Post-Offer Medical Questions

After a conditional offer is made, Fram says, separate rules apply before and after employment begins. Once a job offer has been made, but before the individual begins his or her employment, the incoming employee needs to have a disability in order to be protected by the law, unlike the pre-offer stage. Employers can ask any medical questions or any questions about his or her need for accommodation, as long as the questions are asked of all incoming employees and don’t violate GINA. The questions don’t even need to be job related, although Fram notes that, for best practices purposes, asking medical questions unrelated to the job would be unwise as they could later serve as evidence of discrimination.

Once employment begins, any medical questions must be “job related and consistent with business necessity,” and employees are again protected regardless of whether they have disabilities. Fram recommends that employers “insulate” supervisors by informing them not to request any medical information from their employees. An example to be mindful of is the use of doctors’ notes—supervisors should be careful not to ask for more information than they need. Seeking a general diagnosis, when all that is needed is confirmation that an employee was absent from work because he or she was under a doctor’s care, may violate the ADA. Fram also recommends that, where possible, supervisors should direct employees to submit doctors’ notes and other medical information directly to human resources staff.

Confidentiality of Medical Information

Lastly, Fram cautions employers about the need to maintain the confidentiality of employee medical information. “The EEOC has been taking a very, very hard line on confidentiality,” he says. Supervisors must be trained not to share employees’ medical information—even in situations where they share such information because they have genuine concern for the employee. A supervisor may violate the ADA by telling an employee’s co-workers about the medical reasons that he or she is on leave, or by providing medical information to his or her union steward. “The lesson learned here is that it doesn’t matter what your intent is as the supervisor, in sharing the information. You’ve got to keep that information secret.”

Employers also must be aware of the need to keep medical information separate and secure.
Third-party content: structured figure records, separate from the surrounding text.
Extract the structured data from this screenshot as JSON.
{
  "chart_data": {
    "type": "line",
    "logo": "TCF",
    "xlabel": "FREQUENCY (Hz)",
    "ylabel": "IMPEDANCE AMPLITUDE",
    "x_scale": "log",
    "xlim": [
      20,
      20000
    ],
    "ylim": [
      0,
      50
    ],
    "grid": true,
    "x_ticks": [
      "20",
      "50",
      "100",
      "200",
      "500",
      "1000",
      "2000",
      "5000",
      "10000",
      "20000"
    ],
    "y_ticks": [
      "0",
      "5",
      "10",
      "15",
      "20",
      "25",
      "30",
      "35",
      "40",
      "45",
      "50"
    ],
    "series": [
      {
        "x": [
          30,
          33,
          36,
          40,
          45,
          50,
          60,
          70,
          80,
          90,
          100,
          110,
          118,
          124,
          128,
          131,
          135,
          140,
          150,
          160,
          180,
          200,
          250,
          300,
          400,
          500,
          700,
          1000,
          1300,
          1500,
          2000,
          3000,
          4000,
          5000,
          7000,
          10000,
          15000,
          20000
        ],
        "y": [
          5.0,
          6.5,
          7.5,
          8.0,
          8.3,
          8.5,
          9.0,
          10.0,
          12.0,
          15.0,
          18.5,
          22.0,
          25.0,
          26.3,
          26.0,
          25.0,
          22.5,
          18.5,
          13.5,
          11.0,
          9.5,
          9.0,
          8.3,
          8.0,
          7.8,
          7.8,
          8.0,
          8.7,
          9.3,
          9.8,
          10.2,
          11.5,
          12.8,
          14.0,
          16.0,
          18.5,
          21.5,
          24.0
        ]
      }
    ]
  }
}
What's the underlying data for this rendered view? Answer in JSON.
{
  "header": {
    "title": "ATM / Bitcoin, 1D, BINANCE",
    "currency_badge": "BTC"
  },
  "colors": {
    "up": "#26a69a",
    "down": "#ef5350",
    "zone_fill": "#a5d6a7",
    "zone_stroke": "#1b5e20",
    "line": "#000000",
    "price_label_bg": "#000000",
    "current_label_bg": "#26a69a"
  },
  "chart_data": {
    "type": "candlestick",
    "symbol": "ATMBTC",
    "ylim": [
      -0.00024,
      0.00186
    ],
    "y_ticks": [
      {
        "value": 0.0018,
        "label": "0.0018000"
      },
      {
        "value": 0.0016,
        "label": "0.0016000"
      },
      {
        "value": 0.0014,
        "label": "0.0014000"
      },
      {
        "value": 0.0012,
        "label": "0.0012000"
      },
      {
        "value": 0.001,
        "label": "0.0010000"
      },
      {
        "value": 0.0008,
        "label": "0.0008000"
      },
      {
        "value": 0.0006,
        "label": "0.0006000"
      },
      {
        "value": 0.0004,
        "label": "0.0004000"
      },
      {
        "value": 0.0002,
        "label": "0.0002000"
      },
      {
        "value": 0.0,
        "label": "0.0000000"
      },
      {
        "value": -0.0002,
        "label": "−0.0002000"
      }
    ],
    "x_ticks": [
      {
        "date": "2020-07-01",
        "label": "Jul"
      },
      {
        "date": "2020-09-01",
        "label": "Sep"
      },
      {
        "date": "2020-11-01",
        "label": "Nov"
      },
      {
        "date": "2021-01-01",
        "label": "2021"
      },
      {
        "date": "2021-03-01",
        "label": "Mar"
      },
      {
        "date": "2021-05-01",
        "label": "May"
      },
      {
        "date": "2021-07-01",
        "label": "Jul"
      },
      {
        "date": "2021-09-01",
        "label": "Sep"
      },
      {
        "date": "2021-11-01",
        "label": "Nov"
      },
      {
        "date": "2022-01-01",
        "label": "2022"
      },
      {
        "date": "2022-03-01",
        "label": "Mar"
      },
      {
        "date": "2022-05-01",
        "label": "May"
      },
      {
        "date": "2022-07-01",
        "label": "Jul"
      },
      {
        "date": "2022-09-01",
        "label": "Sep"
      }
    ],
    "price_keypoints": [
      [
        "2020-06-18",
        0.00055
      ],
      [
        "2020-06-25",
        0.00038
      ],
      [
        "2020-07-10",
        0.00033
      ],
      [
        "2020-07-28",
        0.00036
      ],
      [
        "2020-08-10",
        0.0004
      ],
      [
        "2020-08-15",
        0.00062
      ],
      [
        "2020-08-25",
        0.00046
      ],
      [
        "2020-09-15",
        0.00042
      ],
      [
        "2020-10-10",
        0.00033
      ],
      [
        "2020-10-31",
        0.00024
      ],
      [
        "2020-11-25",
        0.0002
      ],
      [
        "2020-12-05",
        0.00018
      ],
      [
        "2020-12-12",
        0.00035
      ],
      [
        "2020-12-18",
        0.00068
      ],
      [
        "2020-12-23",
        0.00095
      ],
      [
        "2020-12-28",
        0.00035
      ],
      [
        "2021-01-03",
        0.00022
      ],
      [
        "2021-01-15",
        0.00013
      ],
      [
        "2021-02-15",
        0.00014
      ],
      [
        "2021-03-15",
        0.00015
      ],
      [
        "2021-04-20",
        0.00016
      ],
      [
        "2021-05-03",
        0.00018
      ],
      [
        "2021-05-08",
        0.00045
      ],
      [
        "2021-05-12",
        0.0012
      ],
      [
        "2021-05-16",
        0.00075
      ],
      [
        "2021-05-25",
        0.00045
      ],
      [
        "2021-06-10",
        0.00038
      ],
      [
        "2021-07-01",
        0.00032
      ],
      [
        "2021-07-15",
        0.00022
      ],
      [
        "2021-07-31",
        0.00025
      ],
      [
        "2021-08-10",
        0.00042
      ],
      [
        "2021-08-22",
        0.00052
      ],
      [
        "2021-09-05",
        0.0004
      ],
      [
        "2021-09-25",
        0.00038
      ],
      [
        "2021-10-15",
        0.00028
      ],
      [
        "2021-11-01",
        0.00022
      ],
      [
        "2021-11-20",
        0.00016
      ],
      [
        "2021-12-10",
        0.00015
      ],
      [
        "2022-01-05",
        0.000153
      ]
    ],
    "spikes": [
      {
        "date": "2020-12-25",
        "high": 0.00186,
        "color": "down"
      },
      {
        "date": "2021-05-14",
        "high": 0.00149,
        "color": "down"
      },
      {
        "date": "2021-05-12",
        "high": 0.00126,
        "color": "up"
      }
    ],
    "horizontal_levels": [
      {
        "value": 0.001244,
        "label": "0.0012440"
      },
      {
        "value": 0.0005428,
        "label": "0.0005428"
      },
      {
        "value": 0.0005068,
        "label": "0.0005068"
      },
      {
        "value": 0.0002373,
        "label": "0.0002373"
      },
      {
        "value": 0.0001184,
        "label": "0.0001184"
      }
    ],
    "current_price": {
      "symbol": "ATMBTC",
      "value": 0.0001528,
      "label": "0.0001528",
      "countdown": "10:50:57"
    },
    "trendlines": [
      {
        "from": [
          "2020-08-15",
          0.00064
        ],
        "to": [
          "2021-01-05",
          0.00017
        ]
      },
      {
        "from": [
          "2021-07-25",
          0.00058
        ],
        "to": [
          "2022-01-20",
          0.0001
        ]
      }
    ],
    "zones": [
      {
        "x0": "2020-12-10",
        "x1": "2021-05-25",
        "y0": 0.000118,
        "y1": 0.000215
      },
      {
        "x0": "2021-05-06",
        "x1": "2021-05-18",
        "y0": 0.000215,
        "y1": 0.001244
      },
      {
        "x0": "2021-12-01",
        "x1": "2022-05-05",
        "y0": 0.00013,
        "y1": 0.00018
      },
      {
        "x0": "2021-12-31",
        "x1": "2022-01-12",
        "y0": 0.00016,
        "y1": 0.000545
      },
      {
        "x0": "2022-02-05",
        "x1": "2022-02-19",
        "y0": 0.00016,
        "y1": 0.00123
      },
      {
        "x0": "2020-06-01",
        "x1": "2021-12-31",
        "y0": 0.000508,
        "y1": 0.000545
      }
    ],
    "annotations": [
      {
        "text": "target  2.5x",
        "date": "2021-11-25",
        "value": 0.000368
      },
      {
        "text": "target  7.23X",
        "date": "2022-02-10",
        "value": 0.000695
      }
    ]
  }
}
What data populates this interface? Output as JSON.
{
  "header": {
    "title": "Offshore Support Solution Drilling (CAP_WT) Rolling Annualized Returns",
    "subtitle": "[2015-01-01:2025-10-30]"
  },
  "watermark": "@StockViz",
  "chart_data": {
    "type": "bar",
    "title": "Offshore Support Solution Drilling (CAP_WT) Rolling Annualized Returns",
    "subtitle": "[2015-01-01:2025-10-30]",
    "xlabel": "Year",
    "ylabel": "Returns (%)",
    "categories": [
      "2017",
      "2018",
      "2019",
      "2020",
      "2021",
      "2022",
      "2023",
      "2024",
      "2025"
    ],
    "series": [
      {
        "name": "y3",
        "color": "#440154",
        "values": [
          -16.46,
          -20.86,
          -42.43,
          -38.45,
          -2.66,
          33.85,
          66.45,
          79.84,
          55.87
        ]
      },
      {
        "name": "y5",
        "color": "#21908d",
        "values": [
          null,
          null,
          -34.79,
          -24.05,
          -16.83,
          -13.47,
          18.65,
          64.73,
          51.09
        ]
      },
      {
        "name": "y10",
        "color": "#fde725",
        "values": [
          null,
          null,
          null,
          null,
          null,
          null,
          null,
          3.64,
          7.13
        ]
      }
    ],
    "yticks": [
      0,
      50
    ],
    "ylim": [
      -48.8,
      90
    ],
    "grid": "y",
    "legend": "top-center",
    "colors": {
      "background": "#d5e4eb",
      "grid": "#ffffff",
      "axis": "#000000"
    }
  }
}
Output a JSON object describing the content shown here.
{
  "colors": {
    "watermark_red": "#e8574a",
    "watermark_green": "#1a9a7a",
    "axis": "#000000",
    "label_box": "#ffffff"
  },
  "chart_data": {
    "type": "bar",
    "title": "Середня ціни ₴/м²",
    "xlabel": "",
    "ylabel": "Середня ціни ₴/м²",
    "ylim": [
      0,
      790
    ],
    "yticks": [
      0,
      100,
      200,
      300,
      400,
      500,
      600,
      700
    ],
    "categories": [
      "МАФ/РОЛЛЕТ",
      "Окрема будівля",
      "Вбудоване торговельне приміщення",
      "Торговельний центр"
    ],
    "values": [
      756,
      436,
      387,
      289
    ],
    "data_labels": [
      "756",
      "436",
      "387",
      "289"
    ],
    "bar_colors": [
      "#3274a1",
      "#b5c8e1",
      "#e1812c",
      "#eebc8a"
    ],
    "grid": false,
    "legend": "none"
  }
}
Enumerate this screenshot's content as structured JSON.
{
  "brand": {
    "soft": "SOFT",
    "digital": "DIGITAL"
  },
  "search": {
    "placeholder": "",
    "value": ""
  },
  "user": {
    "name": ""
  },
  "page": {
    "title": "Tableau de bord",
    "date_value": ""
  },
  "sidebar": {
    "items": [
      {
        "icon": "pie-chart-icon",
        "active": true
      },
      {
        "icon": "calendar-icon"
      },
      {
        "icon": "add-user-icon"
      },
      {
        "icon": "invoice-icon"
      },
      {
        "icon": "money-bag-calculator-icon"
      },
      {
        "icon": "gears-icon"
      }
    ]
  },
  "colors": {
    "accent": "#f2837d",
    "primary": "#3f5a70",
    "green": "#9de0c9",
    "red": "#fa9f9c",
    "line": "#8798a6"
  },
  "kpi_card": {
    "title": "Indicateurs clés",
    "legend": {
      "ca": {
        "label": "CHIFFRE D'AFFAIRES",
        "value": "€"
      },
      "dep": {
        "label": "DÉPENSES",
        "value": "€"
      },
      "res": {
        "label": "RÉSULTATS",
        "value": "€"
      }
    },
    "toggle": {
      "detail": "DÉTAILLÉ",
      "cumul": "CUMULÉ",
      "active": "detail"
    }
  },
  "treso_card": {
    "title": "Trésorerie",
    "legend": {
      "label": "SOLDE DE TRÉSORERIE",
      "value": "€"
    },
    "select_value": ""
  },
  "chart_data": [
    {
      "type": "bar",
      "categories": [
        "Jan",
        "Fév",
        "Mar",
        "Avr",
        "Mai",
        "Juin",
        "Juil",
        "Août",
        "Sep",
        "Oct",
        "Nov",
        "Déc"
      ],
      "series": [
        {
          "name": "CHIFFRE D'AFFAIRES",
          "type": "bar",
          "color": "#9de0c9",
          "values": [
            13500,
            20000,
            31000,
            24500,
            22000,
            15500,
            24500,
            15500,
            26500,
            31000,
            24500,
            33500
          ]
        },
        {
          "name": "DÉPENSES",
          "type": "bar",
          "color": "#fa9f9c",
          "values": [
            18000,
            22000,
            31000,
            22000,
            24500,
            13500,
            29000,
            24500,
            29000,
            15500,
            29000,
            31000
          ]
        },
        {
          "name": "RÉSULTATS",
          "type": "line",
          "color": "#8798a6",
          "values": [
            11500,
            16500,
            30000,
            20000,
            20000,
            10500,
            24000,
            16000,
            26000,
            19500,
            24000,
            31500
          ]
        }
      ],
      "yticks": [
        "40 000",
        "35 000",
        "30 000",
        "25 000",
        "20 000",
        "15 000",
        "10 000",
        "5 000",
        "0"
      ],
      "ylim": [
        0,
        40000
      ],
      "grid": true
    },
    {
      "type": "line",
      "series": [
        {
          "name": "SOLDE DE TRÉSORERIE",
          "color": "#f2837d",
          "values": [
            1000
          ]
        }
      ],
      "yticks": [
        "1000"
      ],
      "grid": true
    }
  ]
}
Notably, an employer may be liable for disclosure of confidential medical information even if files containing such information are simply left on a desk and no other employees see them. Here, Fram recommends another bright-line rule: “keep medical information separate from non-medical information” and keep it under “lock and key.” Paper medical records must be kept in a separate, locked file and electronic files must be password protected, with passwords only made available to appropriate decision-makers. And medical information should never be kept in an employee’s non-medical personnel file.

Navigating the laws regarding what’s permissible and what’s not when it comes to medical inquiries can be difficult, and even the most well-intentioned supervisors can create headaches for employers by asking improper questions. Providing supervisors and human resources employees with clear rules for requesting and handling medical information can go a long way towards preventing ADA and GINA violations.